Which Companies Ask Topological Sort
Topological sort is a favorite at companies that design large-scale systems, compilers, or scheduling software. The top askers are:
- Google – Frequently asks complex scheduling and dependency problems.
- Amazon – Common in questions about build systems and order fulfillment pipelines.
- Meta – Appears in problems related to job scheduling and social graph dependencies.
- Microsoft – Often tied to compiler design and package management scenarios.

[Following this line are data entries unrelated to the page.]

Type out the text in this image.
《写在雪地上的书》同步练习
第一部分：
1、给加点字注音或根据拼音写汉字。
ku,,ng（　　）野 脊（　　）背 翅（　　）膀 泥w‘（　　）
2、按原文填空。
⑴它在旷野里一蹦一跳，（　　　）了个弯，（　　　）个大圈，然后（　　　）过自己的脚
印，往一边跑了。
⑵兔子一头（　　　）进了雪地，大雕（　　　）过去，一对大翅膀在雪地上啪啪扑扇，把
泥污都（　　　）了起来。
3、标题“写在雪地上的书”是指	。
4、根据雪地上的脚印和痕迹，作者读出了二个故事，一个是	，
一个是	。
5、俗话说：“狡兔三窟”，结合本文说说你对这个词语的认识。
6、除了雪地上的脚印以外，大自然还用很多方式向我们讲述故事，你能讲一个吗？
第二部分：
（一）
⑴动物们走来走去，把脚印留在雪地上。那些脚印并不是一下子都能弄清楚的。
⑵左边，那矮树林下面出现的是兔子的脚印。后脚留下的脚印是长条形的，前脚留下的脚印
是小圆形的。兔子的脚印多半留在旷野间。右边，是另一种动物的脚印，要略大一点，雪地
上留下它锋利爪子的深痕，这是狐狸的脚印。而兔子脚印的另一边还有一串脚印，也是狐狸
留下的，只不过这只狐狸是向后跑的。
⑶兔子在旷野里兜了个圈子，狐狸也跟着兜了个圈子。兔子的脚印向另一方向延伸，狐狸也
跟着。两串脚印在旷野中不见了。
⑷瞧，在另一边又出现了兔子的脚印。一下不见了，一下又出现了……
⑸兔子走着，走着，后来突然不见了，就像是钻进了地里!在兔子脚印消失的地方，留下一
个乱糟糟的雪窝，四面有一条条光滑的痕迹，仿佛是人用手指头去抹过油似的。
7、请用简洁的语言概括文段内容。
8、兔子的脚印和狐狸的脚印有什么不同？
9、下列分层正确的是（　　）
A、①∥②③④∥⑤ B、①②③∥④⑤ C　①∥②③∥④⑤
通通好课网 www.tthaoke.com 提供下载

- Bloomberg – Used in financial data processing pipelines with ordering constraints.
Study Tips
- Start with the Classic: Implement Kahn's algorithm (BFS with indegree) and DFS-based topological sort from memory. Kahn's is often easier to adapt for interview problems.
- Map the Problem to a Graph: When you see "prerequisite," "order," "before/after," or "dependency," immediately think: nodes are items, edges are relationships. Write that mapping down as your first step.
- Practice Cycle Detection: The question "is it possible?" is really "is there a cycle?" Implement cycle detection using the same BFS/DFS traversal. If processed nodes < total nodes, there's a cycle.
- Extend Incrementally: For hard problems, solve the basic topological sort first. Then, step-by-step, add the new constraint (e.g., parallel execution, time intervals). This shows structured thinking.
Topological sort is a pattern-based weapon. Recognize the dependency graph, apply the algorithm, and layer on the extra logic. The high percentage of hard questions means your practice should focus on adaptation, not just recall.